James David Vance jest kandydatem Donalda Trumpa na stanowisko wiceprezydenta USA. 39-letni senator słynie z konserwatywnych poglądów. Jedna z jego wypowiedzi o tym, że Stanami rządzą „bezdzietne kociary, które są nieszczęśliwe w życiu przez decyzje, jakie podjęły”, będąca bezpośrednim nawiązaniem do Kamali Harris, jest dziś szeroko komentowana. Do słów senatora odniosła się m.in. Kerstin Emhoff – była żona męża Kamali Harris, a także Jennifer Aniston, która latami borykała się z problemem niepłodności.

J. D. Vance uderza w Kamalę Harris: „bezdzietna kociara”

Donald Trump, startujący w wyborach o fotel prezydenta USA, ogłosił J.D. Vance’a kandydatem na stanowisko wiceprezydenta. Ta wiadomość zelektryzowała media na całym świecie. Eksperci twierdzą, że kandydatura Vance’a nie jest dobra ani dla Amerykanek, ani dla społeczności LGBTQ+, ani dla Ukrainy. Senator jest znany z ultrakonserwatywnych poglądów i kontrowersyjnych wypowiedzi.

Jest jednym z największych przeciwników pomocy Ukrainie. Uznaje, że o rozwiązaniach w kwestii aborcji, którą porównuje do niewolnictwa, powinny decydować poszczególne stany. To również zagorzały przeciwnik rozwodów, który twierdzi, że dla dobra dzieci należy trwać nawet w przemocowych związkach. Sprzeciwia się równości małżeńskiej i działaniom związanym z włączającym podejściem do społeczności trans. Co ciekawe, republikanin nie popiera szerokiego dostępu do in vitro, ale jednocześnie chwali się tym, że szuka rozwiązań, które zachęcałyby Amerykanów do posiadania większej liczby dzieci.

Temat dzietności stał się w ostatnich dniach kluczowy dla jego partii. Po wycofaniu się prezydenta Joego Bidena z wyścigu o Biały Dom, szansę na zostanie pierwszą prezydentką w historii Stanów Zjednoczonych ma Kamala Harris. Republikanie twierdzą, że kobieta bez własnych dzieci nie powinna sprawować władzy. 
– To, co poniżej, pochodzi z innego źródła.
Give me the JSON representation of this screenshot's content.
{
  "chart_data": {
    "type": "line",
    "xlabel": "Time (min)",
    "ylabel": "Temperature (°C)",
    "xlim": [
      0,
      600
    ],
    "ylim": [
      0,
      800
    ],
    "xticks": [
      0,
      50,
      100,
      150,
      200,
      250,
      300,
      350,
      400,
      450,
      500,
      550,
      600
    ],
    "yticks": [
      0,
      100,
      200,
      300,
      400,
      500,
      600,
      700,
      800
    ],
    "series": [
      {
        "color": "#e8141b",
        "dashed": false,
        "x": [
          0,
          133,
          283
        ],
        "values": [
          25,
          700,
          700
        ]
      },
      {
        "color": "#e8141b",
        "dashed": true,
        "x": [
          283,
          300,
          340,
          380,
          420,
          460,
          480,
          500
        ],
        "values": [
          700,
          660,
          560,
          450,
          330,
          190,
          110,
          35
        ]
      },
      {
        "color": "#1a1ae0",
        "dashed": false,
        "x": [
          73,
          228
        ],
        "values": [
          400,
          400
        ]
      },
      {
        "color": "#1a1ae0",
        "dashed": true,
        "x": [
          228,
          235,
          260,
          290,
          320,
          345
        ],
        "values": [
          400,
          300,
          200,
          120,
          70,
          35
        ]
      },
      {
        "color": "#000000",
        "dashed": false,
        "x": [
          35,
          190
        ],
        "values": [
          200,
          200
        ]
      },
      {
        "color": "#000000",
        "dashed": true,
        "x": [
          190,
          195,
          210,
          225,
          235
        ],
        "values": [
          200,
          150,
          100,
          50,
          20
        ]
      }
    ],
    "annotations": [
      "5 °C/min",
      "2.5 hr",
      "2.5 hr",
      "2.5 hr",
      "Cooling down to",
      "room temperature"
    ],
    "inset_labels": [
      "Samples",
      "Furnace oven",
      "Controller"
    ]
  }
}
„Naprawdę prosty, niedoceniany powód, dla którego Kamala Harris nie powinna być prezydentem. Żadnych dzieci (…) I nie, bycie przybranym rodzicem starszych nastolatków się nie liczy (…) Obawy rodziców i rodzin zawsze będą dla niej abstrakcyjne” — przekonuje w sieci radca prawny Will Chamberlain.

„To takie dziwne, że Kamala nie ma dzieci. Chyba jest zbyt zajęta wspinaniem się po drabinie. Uważam, że ludzie bez dzieci nie powinni rządzić krajem. Nie mają realnego doświadczenia” – dodała prawicowa dziennikarka Cassandra MacDonald.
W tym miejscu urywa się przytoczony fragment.